Real sales data has gaps — null amounts, test transactions, refunds you don’t want in the main fact table. Add a filter step to remove them.

  1. Add a Tables → Table Lookup step (or any table transform that lets you filter).
  2. Configure:
    • Source table: sales_raw
    • Target table: sales_clean
    • Filter conditions: e.g., amount > 0 AND status = 'completed'
  3. Run the step. sales_clean should have fewer rows than sales_raw.

Now combine the cleaned sales rows with product details from the catalog.

  1. Add a Tables → Table Inner Join step.
  2. Configure:
    • Left table: sales_clean
    • Right table: products_raw
    • Join keys: the column linking the two tables (e.g., product_id)
    • Target table: sales_enriched
  3. Run the step.

sales_enriched now has every column from both tables. You probably want a subset — that comes next.

Cleaning typically means dropping columns you don’t need and computing derived ones.
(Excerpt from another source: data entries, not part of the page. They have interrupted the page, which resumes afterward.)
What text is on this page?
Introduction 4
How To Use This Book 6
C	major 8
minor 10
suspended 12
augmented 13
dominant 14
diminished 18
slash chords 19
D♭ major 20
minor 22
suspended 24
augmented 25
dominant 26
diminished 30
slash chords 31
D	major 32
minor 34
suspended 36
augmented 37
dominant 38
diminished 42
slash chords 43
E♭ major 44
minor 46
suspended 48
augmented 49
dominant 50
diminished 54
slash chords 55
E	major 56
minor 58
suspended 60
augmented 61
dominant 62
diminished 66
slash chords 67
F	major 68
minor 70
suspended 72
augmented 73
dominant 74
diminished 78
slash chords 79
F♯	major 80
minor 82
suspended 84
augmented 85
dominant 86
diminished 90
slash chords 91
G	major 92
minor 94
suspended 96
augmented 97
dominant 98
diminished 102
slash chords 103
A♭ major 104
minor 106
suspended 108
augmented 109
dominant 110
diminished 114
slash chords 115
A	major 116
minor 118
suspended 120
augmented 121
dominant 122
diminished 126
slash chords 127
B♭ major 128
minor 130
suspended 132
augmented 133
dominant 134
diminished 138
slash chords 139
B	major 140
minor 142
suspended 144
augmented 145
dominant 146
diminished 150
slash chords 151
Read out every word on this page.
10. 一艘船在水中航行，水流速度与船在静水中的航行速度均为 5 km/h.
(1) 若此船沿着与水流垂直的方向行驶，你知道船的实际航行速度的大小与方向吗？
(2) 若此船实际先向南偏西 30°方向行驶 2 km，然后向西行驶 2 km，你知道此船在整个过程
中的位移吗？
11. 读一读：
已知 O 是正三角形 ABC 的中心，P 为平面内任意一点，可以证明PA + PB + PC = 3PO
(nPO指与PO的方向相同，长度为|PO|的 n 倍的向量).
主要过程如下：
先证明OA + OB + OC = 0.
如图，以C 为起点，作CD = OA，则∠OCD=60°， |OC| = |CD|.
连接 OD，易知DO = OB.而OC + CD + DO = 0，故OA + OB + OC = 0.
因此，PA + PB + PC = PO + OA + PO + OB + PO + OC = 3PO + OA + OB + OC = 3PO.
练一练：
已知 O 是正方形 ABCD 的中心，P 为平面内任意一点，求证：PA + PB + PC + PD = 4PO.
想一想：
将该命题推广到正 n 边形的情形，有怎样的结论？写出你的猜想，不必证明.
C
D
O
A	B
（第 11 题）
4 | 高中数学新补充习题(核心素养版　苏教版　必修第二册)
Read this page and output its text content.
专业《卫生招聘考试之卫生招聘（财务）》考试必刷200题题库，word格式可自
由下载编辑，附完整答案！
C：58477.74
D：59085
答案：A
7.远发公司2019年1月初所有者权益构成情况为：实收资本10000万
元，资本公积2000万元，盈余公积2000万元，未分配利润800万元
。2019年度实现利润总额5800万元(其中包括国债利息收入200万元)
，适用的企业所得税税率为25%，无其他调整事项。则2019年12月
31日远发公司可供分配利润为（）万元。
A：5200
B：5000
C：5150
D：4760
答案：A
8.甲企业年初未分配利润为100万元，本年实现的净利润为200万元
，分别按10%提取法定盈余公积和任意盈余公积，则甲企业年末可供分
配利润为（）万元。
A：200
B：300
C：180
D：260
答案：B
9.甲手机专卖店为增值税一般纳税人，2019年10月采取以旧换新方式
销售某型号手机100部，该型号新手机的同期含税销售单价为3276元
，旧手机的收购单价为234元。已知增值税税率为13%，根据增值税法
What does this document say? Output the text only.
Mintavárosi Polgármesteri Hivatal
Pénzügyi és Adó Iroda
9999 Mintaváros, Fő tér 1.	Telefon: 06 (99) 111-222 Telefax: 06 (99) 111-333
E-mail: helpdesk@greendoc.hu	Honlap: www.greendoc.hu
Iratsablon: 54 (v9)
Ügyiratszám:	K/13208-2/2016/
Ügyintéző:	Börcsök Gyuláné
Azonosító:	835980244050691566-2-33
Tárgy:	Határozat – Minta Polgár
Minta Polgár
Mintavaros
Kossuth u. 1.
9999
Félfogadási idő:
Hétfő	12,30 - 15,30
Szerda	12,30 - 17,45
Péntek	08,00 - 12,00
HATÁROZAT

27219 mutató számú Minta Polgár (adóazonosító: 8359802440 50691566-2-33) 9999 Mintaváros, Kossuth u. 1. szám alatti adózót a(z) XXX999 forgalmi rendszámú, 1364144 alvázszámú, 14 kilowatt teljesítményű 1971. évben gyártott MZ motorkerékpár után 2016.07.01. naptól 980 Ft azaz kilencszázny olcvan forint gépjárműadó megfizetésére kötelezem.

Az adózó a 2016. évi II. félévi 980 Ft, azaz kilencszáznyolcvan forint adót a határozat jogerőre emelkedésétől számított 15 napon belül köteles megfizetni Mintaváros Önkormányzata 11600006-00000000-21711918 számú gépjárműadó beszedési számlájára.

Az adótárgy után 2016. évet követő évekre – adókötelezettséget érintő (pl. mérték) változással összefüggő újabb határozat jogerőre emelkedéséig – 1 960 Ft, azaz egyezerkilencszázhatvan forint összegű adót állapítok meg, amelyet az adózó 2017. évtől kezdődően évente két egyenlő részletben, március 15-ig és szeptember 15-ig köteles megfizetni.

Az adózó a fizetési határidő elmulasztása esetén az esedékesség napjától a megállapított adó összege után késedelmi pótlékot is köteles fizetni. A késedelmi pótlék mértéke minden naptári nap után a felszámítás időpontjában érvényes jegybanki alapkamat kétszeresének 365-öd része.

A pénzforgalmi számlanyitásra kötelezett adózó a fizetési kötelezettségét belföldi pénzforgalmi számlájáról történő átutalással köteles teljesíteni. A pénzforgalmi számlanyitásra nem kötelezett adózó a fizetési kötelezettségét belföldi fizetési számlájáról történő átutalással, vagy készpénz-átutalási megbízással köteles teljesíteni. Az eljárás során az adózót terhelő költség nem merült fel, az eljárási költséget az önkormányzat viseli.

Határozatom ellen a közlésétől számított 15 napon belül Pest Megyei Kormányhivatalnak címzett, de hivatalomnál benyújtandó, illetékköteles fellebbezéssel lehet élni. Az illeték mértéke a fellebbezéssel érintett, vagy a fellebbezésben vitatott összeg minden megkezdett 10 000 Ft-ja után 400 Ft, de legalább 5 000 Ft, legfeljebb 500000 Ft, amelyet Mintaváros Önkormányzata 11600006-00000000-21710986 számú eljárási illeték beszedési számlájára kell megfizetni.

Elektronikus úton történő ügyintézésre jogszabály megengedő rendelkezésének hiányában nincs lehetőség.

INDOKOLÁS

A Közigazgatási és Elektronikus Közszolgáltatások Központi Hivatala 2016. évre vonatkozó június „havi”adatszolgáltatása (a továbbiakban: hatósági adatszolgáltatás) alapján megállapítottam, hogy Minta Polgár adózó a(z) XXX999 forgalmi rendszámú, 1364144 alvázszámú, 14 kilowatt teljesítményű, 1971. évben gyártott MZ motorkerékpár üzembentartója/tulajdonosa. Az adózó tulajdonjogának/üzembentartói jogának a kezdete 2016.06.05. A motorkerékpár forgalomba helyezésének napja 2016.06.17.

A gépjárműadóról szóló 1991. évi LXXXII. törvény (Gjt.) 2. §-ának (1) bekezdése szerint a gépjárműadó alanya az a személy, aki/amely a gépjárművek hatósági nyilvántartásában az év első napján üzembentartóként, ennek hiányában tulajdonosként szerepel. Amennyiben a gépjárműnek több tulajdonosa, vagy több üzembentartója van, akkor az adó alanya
Add another table step:

  1. Add a Tables → Table Lookup step (used here for column selection and computation).
  2. Configure:
    • Source: sales_enriched
    • Target: sales_final
    • Columns to keep: the subset that matters for downstream consumers
    • Computed columns: e.g., revenue = amount * price, margin = revenue - cost
  3. Run the step.

For column-level calculations, the Expressions reference covers every function available — string operations, date math, conditional logic, aggregations.

Make sales_final available to dashboards and downstream systems.

  1. Add a Data → Publish step (or use the Publish option directly on the table).
  2. Configure who can read the published table — typically other members of the workspace plus any external systems that have access.
  3. Run the step.

The published table is now reachable by Dashboards, BI tools, and any external consumer with the right permissions.

Click Run on the workflow (not just one step). Watch the log as each step executes in order. The complete pipeline runs from CSV import through to publish.

If any step errors, the Managing step errors guide covers debugging — the most common issues are bad join keys (mismatch between tables) and unexpected null values in computed columns.